26.0 Policy Decision
26.1 Subject to the provisions of the By-Laws and Articles of Association, all policy decisions taken by the Management Committee in each year shall be issued to the officers and members of NPATT in the form of memorandums or notices.
26.2 All memorandums and notices in paragraph 26.1 shall be enforced in each year that it was issued and shall be so enforced until such time as it may be amended, changed or cancelled by way of resolution taken by a majority vote at any General Meeting of NPATT.
27.0 Press Release
27.1 No officer or member of NPATT shall cause to be printed in any newspaper or issue any public statement with respect to the internal business of NPATT except upon the authorisation of the Management Committee.
28.1 Any report submitted at any meeting of NPATT for consideration by the membership, shall be in writing or print format, and shall be signed by the presenter or such person or persons authorised by the Management Committee.

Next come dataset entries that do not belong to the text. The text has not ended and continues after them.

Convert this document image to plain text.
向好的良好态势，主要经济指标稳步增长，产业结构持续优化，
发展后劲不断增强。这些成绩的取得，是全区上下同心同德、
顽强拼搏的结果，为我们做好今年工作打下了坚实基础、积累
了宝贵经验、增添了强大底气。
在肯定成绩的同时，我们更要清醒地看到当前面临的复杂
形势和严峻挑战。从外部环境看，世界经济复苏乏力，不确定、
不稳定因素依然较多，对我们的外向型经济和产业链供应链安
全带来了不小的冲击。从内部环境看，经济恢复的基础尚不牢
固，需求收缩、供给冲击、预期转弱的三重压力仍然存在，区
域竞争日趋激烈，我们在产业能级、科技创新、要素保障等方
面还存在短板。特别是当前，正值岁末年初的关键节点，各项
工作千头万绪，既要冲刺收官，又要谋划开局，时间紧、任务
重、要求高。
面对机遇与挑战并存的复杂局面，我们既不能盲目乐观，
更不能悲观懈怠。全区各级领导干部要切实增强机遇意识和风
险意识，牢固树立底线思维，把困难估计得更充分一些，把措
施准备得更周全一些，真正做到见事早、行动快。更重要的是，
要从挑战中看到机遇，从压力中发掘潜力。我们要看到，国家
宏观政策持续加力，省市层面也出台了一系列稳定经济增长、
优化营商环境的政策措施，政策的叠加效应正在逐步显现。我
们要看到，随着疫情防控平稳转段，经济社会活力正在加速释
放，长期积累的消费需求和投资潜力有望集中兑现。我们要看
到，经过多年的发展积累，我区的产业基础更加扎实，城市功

28.2 No verbal reports shall be entertained or considered by the membership at any meeting of NPATT.
28.3 When a report is submitted for consideration by the membership, it shall be placed on the order paper or agenda, and shall be proposed and seconded by persons entitled to vote for adoption and approval.

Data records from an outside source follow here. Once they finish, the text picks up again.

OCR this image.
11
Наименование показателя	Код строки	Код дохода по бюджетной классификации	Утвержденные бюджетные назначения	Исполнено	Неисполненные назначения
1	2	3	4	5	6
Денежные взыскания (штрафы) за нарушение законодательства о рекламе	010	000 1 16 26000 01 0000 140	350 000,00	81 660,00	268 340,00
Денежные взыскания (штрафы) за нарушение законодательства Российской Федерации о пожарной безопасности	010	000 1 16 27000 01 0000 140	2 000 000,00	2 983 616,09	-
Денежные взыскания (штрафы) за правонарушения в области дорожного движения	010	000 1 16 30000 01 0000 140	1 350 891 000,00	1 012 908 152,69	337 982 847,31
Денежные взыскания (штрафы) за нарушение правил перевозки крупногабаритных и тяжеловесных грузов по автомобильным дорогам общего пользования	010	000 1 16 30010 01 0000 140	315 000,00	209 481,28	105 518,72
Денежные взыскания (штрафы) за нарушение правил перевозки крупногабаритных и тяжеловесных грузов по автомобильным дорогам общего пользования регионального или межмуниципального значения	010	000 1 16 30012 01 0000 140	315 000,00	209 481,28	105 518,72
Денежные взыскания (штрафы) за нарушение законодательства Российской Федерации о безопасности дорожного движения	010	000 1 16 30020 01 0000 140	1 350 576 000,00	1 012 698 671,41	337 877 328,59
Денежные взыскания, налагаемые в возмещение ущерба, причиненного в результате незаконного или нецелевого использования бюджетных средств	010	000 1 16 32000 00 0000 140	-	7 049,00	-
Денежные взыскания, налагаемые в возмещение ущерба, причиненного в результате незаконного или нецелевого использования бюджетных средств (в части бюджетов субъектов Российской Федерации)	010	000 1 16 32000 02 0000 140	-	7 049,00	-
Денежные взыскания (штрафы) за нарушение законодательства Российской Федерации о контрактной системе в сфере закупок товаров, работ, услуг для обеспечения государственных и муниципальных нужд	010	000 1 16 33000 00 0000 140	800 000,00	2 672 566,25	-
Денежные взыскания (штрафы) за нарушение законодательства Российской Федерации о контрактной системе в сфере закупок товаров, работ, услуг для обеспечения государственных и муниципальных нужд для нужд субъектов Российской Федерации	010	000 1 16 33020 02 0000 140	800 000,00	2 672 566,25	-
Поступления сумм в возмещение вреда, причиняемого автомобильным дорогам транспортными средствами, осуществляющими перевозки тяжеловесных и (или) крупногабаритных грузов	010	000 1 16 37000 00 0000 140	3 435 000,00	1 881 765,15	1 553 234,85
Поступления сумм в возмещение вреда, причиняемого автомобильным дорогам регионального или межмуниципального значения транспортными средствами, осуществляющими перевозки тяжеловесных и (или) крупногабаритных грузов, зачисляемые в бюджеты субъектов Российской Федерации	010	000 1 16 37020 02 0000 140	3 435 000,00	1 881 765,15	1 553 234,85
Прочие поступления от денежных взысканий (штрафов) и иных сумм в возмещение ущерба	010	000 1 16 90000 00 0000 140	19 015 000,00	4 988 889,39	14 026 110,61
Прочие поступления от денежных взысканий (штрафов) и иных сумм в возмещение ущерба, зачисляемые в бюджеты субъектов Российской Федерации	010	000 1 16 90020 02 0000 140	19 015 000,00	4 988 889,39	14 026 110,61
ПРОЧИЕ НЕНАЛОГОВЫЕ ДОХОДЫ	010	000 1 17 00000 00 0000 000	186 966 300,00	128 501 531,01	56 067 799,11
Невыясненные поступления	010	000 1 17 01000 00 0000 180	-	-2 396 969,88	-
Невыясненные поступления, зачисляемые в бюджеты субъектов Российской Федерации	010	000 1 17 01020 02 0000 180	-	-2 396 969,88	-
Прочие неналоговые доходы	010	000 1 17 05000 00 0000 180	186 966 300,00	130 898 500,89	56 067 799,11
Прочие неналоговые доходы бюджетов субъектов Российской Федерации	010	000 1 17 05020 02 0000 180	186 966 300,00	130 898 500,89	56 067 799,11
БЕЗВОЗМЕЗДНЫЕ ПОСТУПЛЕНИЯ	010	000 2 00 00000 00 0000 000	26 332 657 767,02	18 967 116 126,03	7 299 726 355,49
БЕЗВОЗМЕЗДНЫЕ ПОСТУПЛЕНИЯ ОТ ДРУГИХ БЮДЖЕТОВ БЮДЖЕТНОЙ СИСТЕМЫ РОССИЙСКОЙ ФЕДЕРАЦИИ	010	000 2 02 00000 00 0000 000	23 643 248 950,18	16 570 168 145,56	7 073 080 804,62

28.4 A report shall be considered part of NPATT’s Minutes when it is presented and accepted by the membership on the date, place and time where the Meeting was convened.
29.1 Every member of NPATT undertakes to contribute to the assets of NPATT. In the event of the same being wound up while he is a member, or within one year after he ceases to be a member he remains liable for payments of debts and liabilities of NPATT contracted before he ceases to be a member, and of costs, charges and expenses of winding up and for adjustment of the rights of contributories among themselves such amount as may be required.
29.2 If upon winding up or dissolution of NPATT there remains after the satisfaction of all debts and liabilities any property whatsoever, the same shall not be paid or distributed among the members of NPATT, but shall be given or transformed to some other institution or institutions having similar objectives of NPATT, and which shall prohibit the distribution of its or their income and property among its members to an extent at least as great as imposed on NPATT at or before the time of dissolution, and if and so far as effect cannot be shown to the aforesaid provision then to some charitable object.